Yasamal is a settlement and raion in Baku, Azerbaijan. It has a population of 245,900.

One of the central districts of Baku, Yasamal district, was established in 1932 as the administrative unit of the district, from the south to Sabail (3 km), west from Garadagh (3.2 km), north from Binagadi (2.8 km) and Nasimi (5 km) borders with regions. The territory of the district is 16.22 km2. Through the district, from the "Kurt Gate" and Badamdar settlement to the south bypassing Baku-Gazakh and Baku-Astara and west of New Yasamal to Baku via Baku-Gazakh, Baku-Astara and Baku-Yalama, and from Bilajari, there are exits to Gazakh and Baku-Yalama highways. 11 internally displaced persons live in the region. Of these, 5,497 families – 20,550 IDPs have been registered in the District Executive Authority up to now: The registered population density is 15,160 people per 1 sq. km. The population of the region is 118,776 people, with 48.5% males and 51.5% females. There are 8 higher education institutions, 5 secondary specialized educational institutions, 4 music schools, 30 kindergartens and 28 secondary schools (high school, gymnasium) where the number of teachers employed is 3,076 and the number of pupils is 29,643.

The Nizami, Academy of Sciences, Inshaatchilar, and 20 January subway stations are located in the district.

Municipality 
The elected local self-governing body of the district is Yasamal municipality. Pursuant to Article 210.1 of the Election Code of the Republic of Azerbaijan, members of local self-government municipalities are elected in multi-member constituencies on the basis of a relative majority system.

Economy 
Yasamal is located in one of the most important central districts of Baku. There are 9,153 different categories of economic objects in the district, and 100,382 workers and servants work in these economic objects.

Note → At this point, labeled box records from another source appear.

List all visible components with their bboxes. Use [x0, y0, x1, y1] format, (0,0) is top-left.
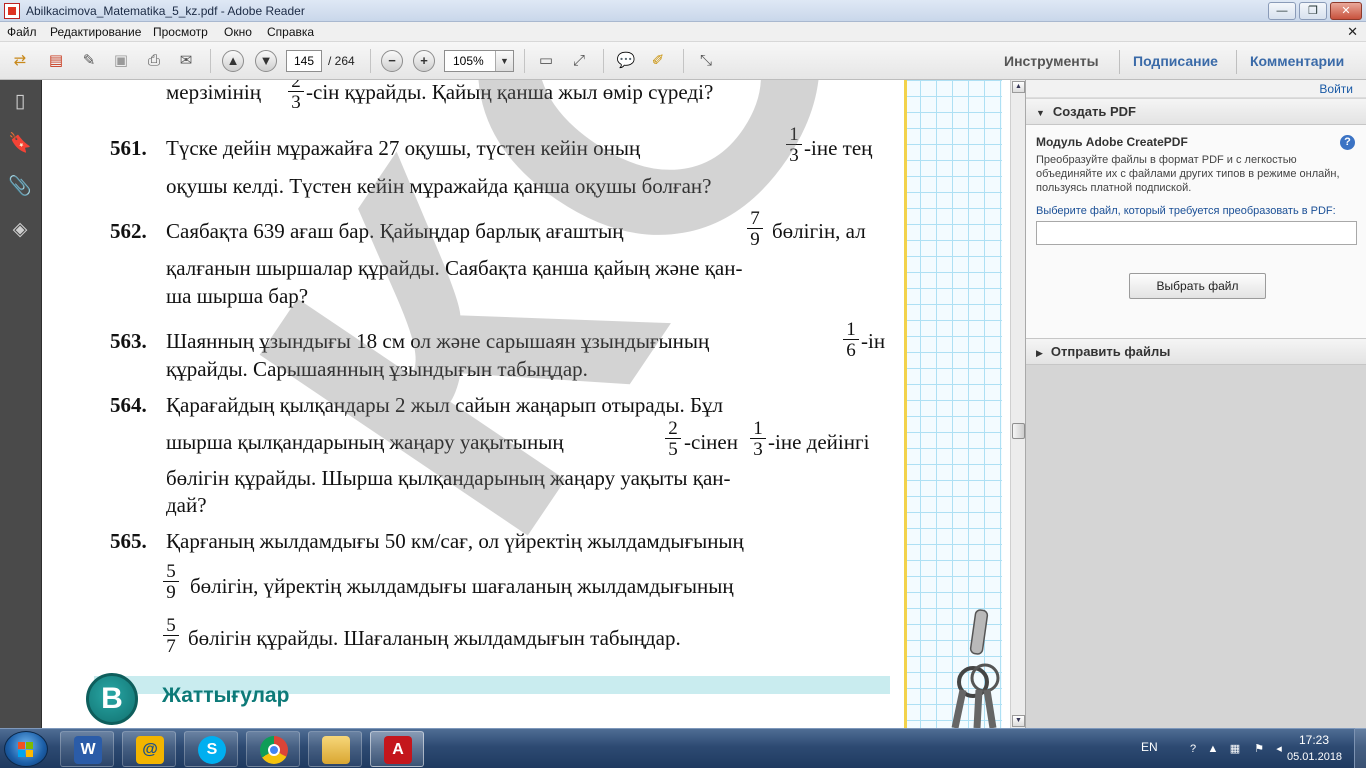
maximize-button[interactable]: ❐ [1299, 2, 1327, 20]
taskbar-chrome[interactable] [246, 731, 300, 767]
action-center-flag-icon[interactable]: ⚑ [1252, 743, 1266, 755]
start-button[interactable] [4, 731, 48, 767]
folder-icon [322, 736, 350, 764]
fullscreen-icon[interactable]: ⤡ [695, 51, 717, 71]
edit-icon[interactable]: ✎ [78, 51, 100, 71]
taskbar-word[interactable]: W [60, 731, 114, 767]
menu-bar: Файл Редактирование Просмотр Окно Справк… [0, 22, 1366, 42]
file-select-label: Выберите файл, который требуется преобра… [1036, 205, 1336, 217]
show-hidden-icons-icon[interactable]: ▲ [1206, 743, 1220, 755]
triangle-down-icon: ▼ [1036, 108, 1045, 118]
navigation-pane: ▯ 🔖 📎 ◈ [0, 80, 42, 728]
back-forward-icon[interactable]: ⇄ [9, 51, 31, 71]
word-icon: W [74, 736, 102, 764]
menu-edit[interactable]: Редактирование [50, 25, 141, 39]
page-total: / 264 [328, 54, 355, 68]
create-pdf-icon[interactable]: ▤ [45, 51, 67, 71]
zoom-in-icon[interactable]: + [413, 50, 435, 72]
title-bar: Abilkacimova_Matematika_5_kz.pdf - Adobe… [0, 0, 1366, 22]
fit-page-icon[interactable]: ▭ [535, 51, 557, 71]
show-desktop-button[interactable] [1354, 728, 1366, 768]
tools-pane: Войти ▼ Создать PDF Модуль Adobe CreatePD… [1025, 80, 1366, 728]
toolbar-divider [524, 49, 525, 73]
adobe-reader-icon: A [384, 736, 412, 764]
layers-icon[interactable]: ◈ [8, 218, 32, 242]
toolbar-divider [1119, 50, 1120, 74]
zoom-value: 105% [453, 54, 484, 68]
create-pdf-section: ▼ Создать PDF Модуль Adobe CreatePDF ? Пр… [1026, 99, 1366, 365]
close-button[interactable]: ✕ [1330, 2, 1362, 20]
volume-icon[interactable]: ◂ [1272, 743, 1286, 755]
vertical-scrollbar[interactable]: ▲ ▼ [1010, 80, 1025, 728]
help-tray-icon[interactable]: ? [1186, 743, 1200, 755]
menu-file[interactable]: Файл [7, 25, 37, 39]
create-pdf-header[interactable]: ▼ Создать PDF [1026, 99, 1366, 125]
watermark-layer: КОПИЯ [42, 80, 1010, 728]
toolbar-divider [210, 49, 211, 73]
file-path-input[interactable] [1036, 221, 1357, 245]
create-pdf-description: Преобразуйте файлы в формат PDF и с легк… [1036, 154, 1340, 194]
network-icon[interactable]: ▦ [1228, 743, 1242, 755]
taskbar-adobe-reader[interactable]: A [370, 731, 424, 767]
toolbar: ⇄ ▤ ✎ ▣ ⎙ ✉ ▲ ▼ 145 / 264 − + 105% ▼ ▭ ⤢… [0, 42, 1366, 80]
create-pdf-title: Модуль Adobe CreatePDF [1036, 135, 1188, 149]
language-indicator[interactable]: EN [1141, 740, 1158, 754]
taskbar-skype[interactable]: S [184, 731, 238, 767]
windows-logo-icon [18, 742, 34, 758]
tools-link[interactable]: Инструменты [1004, 53, 1099, 69]
window-title: Abilkacimova_Matematika_5_kz.pdf - Adobe… [26, 4, 305, 18]
scroll-down-icon[interactable]: ▼ [1012, 715, 1025, 727]
adobe-reader-icon [4, 3, 20, 19]
comment-icon[interactable]: 💬 [615, 51, 637, 71]
skype-icon: S [198, 736, 226, 764]
send-files-header[interactable]: ▶ Отправить файлы [1026, 339, 1366, 365]
menu-window[interactable]: Окно [224, 25, 252, 39]
create-pdf-header-label: Создать PDF [1052, 104, 1136, 119]
clock-date[interactable]: 05.01.2018 [1287, 751, 1342, 763]
create-pdf-body: Модуль Adobe CreatePDF ? Преобразуйте фа… [1026, 125, 1366, 339]
choose-file-button[interactable]: Выбрать файл [1129, 273, 1266, 299]
toolbar-divider [683, 49, 684, 73]
menu-view[interactable]: Просмотр [153, 25, 208, 39]
save-icon[interactable]: ▣ [110, 51, 132, 71]
taskbar-mail[interactable]: @ [122, 731, 176, 767]
pages-icon[interactable]: ▯ [8, 90, 32, 114]
mail-icon: @ [136, 736, 164, 764]
minimize-button[interactable]: — [1268, 2, 1296, 20]
clock-time[interactable]: 17:23 [1299, 733, 1329, 747]
send-files-header-label: Отправить файлы [1050, 344, 1171, 359]
highlight-icon[interactable]: ✐ [647, 51, 669, 71]
page-number-input[interactable]: 145 [286, 50, 322, 72]
toolbar-divider [370, 49, 371, 73]
triangle-right-icon: ▶ [1036, 348, 1043, 358]
close-document-icon[interactable]: ✕ [1347, 24, 1358, 40]
fit-width-icon[interactable]: ⤢ [568, 51, 590, 71]
menu-help[interactable]: Справка [267, 25, 314, 39]
scroll-thumb[interactable] [1012, 423, 1025, 439]
document-view[interactable]: мерзімінің 23 -сін құрайды. Қайың қанша … [42, 80, 1010, 728]
sign-link[interactable]: Подписание [1133, 53, 1218, 69]
taskbar: W @ S A EN ? ▲ ▦ ⚑ ◂ [0, 728, 1366, 768]
zoom-select[interactable]: 105% ▼ [444, 50, 514, 72]
comment-link[interactable]: Комментарии [1250, 53, 1344, 69]
toolbar-divider [1236, 50, 1237, 74]
bookmarks-icon[interactable]: 🔖 [8, 132, 32, 156]
print-icon[interactable]: ⎙ [143, 51, 165, 71]
zoom-out-icon[interactable]: − [381, 50, 403, 72]
chrome-icon [260, 736, 288, 764]
signin-link[interactable]: Войти [1319, 82, 1353, 96]
page-down-icon[interactable]: ▼ [255, 50, 277, 72]
pane-top-bar: Войти [1026, 80, 1366, 98]
help-icon[interactable]: ? [1340, 135, 1355, 150]
watermark: КОПИЯ [152, 80, 1010, 622]
attachments-icon[interactable]: 📎 [8, 175, 32, 199]
chevron-down-icon[interactable]: ▼ [495, 51, 513, 71]
toolbar-divider [603, 49, 604, 73]
taskbar-explorer[interactable] [308, 731, 362, 767]
page-up-icon[interactable]: ▲ [222, 50, 244, 72]
email-icon[interactable]: ✉ [175, 51, 197, 71]
scroll-up-icon[interactable]: ▲ [1012, 81, 1025, 93]
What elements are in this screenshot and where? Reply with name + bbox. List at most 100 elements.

The average monthly salary in these enterprises was 622.7 AZN.

The macroeconomic indicators of Yasamal district in 2017 were as follows:

 The total volume of industrial output is 353.421 million AZN.
 Investments in fixed assets amounted to 299.604 million AZN.
 Construction and installation works out of the total investment in fixed assets amounted to 240.059 million AZN.
 The volume of contract work performed on its own was 603.872 million AZN.
 The volume of services in the transport sector amounted to 2432.532 million AZN.
 The volume of information and communication services is 659.695 million AZN.
 Retail trade turnover 2665.674 million AZN.
 Paid services provided to the population 1235.517 million AZN.
 The average monthly salary per employee is 655.1 AZN.

As of January 1, 2018, the total number capacity of Yasamal Telephone Junction is 179,832, the number of numbers used by the population is 152,888.